Remix album by The Faint
- Released: May 29, 2000
- Genres: Indie rock, new wave, post-punk revival
- Length: 34:31
- Labels: Saddle Creek (LBJ-33); Blood of the Young (young-015)

The Faint chronology
| Blank-Wave Arcade (1999) | Blank-Wave Arcade Remixes (2000) | Danse Macabre (2001) |

= Blank-Wave Arcade Remixes =

Blank-Wave Arcade Remixes is a limited 12-inch picture-disc remix album by American band The Faint, issued on May 29, 2000, by Saddle Creek as catalog number LBJ-33 and co-released by Blood of the Young (young-015). The record compiles nine remixes of songs from the group's 1999 album Blank-Wave Arcade. It received a mediocre listing on AllMusic, and several of its era remixes were later included on the 2025 Blank-Wave Arcade (Deluxe Edition) reissue program from Saddle Creek.

Professional ratings
Review scores
| Source | Rating |
| AllMusic | Star Half star |

==Background and release==
Saddle Creek released LBJ-33 as a vinyl picture-disc Blank-wave Arcade Remix Album issued between the band's Blank-Wave Arcade (LBJ-28) and Danse Macabre (LBJ-37). The vinyl was released in the U.S. on May 29, 2000 with a total play time of 34:31. The release was limited with only 1,100 copies pressed with eight test pressings. Saddle Creek acknowledges the twelve-inch as "long out of print."
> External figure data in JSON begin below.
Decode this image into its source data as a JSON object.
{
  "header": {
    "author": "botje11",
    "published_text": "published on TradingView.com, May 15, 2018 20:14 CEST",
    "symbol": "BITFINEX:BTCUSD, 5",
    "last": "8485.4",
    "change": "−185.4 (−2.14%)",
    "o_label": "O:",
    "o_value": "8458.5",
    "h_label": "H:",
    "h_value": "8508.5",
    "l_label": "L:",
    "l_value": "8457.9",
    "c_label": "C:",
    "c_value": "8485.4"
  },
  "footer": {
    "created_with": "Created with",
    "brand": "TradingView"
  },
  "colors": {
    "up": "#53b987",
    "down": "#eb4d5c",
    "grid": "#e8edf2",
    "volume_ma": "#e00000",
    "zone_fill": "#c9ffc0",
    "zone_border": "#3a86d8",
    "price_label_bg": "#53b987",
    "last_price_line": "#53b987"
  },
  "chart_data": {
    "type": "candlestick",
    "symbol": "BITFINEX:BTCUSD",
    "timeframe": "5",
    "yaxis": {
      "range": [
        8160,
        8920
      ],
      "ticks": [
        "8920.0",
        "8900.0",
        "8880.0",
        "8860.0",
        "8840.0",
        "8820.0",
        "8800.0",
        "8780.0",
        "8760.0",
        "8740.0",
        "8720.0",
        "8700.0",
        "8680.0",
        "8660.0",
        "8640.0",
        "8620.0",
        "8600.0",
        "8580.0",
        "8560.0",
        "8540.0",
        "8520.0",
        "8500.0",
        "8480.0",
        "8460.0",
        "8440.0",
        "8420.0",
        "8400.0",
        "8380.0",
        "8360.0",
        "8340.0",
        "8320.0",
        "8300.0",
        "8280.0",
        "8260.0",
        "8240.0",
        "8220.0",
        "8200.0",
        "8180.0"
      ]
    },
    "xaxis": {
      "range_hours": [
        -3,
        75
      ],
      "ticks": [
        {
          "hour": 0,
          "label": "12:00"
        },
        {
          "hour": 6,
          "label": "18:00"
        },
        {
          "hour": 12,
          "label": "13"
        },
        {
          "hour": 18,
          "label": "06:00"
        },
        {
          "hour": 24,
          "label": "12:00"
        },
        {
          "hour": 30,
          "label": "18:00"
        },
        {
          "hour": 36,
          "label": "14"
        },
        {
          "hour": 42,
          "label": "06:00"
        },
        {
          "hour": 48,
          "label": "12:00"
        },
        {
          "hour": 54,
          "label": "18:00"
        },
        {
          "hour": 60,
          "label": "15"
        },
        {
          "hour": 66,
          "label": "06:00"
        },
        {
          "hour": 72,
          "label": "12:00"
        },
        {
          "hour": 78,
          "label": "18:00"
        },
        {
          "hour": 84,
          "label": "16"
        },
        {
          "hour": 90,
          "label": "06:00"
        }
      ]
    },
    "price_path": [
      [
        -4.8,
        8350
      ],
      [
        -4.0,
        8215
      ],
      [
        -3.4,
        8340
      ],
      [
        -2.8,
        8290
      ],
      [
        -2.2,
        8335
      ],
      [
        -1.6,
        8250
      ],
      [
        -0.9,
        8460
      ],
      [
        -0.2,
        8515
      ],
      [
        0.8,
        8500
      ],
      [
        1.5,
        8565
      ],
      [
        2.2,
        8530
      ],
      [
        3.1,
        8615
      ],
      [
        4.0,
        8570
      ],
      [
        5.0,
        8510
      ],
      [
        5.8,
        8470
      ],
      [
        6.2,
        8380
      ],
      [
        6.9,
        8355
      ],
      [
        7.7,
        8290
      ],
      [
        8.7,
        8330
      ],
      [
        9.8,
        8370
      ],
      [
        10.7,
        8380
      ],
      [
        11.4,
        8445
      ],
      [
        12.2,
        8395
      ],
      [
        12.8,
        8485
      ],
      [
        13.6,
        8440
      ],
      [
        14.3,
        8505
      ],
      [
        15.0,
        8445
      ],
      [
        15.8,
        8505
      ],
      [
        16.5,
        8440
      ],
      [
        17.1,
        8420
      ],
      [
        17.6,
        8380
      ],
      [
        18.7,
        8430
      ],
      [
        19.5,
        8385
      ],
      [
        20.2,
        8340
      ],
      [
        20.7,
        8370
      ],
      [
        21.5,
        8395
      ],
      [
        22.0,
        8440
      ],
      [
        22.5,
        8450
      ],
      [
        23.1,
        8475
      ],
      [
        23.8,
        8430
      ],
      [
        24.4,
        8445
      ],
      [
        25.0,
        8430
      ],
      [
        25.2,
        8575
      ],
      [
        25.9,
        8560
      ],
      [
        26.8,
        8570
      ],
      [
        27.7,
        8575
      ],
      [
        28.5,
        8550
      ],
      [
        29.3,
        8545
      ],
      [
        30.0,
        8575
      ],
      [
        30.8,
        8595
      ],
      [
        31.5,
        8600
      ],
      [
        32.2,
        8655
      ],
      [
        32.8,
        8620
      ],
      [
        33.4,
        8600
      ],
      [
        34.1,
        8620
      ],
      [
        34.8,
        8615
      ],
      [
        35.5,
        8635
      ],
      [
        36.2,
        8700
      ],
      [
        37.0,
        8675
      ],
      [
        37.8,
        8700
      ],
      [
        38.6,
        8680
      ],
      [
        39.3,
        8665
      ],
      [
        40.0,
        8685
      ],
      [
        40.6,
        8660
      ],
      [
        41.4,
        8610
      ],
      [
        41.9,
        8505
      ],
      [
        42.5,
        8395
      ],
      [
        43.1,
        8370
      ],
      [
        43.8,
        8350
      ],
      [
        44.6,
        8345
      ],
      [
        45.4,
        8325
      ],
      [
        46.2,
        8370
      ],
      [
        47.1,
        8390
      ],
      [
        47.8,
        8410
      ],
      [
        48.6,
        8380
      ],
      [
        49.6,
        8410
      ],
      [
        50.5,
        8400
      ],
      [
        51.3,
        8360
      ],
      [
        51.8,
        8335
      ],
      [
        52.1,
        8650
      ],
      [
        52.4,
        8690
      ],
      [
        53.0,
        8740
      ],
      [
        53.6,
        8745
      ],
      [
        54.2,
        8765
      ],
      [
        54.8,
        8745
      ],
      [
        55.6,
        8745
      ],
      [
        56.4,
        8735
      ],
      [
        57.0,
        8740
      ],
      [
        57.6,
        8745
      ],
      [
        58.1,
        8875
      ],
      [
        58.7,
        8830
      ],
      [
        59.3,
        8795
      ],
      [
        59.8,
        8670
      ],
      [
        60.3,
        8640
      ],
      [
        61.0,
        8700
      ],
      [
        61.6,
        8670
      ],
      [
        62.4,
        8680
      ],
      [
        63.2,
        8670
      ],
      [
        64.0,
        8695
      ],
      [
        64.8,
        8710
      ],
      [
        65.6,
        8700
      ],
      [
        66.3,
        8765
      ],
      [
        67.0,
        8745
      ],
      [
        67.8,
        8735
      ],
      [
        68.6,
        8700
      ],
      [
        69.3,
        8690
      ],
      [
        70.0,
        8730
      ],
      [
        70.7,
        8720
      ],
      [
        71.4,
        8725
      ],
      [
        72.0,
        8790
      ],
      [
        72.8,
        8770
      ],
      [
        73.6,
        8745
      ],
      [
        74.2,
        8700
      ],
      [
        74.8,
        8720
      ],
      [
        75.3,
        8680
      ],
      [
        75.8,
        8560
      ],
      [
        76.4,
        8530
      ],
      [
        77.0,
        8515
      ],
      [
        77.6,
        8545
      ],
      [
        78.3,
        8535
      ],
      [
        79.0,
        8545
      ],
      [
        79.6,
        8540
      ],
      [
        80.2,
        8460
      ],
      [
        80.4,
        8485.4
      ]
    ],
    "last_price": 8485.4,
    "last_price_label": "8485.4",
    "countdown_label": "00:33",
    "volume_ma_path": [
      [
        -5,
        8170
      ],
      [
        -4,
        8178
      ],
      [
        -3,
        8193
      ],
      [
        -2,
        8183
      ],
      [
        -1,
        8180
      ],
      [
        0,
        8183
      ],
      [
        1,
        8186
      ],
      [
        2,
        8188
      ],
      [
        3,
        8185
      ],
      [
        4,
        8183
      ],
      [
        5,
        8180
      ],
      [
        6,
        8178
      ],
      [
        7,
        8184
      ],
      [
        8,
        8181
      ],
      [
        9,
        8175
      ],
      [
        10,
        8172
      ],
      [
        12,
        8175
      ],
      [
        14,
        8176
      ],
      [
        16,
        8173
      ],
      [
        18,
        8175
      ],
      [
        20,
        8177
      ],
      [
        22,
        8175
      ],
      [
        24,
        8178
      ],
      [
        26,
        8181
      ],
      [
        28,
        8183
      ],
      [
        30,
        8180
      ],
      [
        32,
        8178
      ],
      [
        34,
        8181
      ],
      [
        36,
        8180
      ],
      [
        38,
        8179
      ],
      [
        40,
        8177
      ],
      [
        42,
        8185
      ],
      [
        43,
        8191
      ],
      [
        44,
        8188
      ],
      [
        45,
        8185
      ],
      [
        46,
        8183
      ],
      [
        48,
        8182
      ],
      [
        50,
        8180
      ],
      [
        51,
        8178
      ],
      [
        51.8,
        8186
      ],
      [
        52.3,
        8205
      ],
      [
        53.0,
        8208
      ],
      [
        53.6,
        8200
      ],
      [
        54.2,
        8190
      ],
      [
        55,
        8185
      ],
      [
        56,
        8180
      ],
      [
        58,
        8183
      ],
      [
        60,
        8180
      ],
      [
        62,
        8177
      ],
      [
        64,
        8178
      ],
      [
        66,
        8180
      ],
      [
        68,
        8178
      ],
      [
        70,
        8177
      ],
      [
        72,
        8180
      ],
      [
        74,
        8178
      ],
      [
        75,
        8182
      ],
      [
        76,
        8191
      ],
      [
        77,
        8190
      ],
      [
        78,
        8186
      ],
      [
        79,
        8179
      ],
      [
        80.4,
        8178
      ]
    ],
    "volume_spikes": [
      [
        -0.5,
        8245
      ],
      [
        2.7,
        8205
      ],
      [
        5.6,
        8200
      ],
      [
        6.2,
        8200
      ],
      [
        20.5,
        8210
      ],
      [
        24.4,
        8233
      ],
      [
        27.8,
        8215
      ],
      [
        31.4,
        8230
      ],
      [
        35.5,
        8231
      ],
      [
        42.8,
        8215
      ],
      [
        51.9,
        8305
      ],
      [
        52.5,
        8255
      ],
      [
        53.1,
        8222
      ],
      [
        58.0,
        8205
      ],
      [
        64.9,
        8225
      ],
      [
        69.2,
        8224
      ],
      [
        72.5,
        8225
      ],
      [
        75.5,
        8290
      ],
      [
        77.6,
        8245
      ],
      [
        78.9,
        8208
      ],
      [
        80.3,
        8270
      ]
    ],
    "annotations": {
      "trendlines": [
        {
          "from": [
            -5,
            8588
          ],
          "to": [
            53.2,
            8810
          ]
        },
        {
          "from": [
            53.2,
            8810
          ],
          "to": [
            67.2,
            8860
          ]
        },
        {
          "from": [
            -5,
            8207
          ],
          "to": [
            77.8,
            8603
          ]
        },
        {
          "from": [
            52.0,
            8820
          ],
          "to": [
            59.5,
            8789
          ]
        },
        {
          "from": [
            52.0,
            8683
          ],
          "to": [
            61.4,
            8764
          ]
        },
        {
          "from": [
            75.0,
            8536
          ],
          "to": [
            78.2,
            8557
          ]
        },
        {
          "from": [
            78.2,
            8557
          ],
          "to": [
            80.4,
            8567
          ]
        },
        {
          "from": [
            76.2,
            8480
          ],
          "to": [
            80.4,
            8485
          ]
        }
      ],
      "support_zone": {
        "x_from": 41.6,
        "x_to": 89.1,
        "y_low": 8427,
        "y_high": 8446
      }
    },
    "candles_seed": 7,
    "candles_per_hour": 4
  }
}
Remix credits include The New Gender, AJ/DJ, The Totally Kill Me, Transistor 3, The Laces, ][m, Recordist, Soft Curve, and S. Krolikowski. Saddle Creek's 2024–2025 reissue campaign issued several of these mixes under explicit remixer attributions, including "Call Call (Transistor3 Remix)" and "Worked Up So Sexual (The Laces Remix)."

==Track listing==

| No. | Title | Remixer | Length |
|---|---|---|---|
| 1. | "In Concert" (Hot Bulb Mix) | The New Gender | 3:11 |
| 2. | "The Passives" (Cardboard Square Mix) | AJ/DJ | 3:45 |
| 3. | "Sex Is Personal" (ZGA Go Go Mix) | The Totally Kill Me* | 2:12 |
| 4. | "Call Call" (Club Mix) | Transitor3 | 7:45 |
| 5. | "Worked Up So Sexual" (Pole Mix) | The Laces | 2:56 |
| 6. | "Sealed Human" (The Remix Kills Mix) | ]['m | 3:06 |
| 7. | "Cars Pass In Cold Blood" (Trans Mix) | Recordist | 3:08 |
| 8. | "Casual Sex" | Soft Curve | 3:43 |
| 9. | "Victim Convenience" (Dance To) | S. Krolikowski | 4:47 |
| Total length: |  |  | 31:25 |

===Personnel and credits===
- The Faint – performance, original recordings
- Remixes – The New Gender; AJ/DJ; The Totally Kill Me; Transistor 3; The Laces; m; Recordist; Soft Curve; S. Krolikowski

==Critical reception==
AllMusic lists the release and assigns a 2.5/5 rating.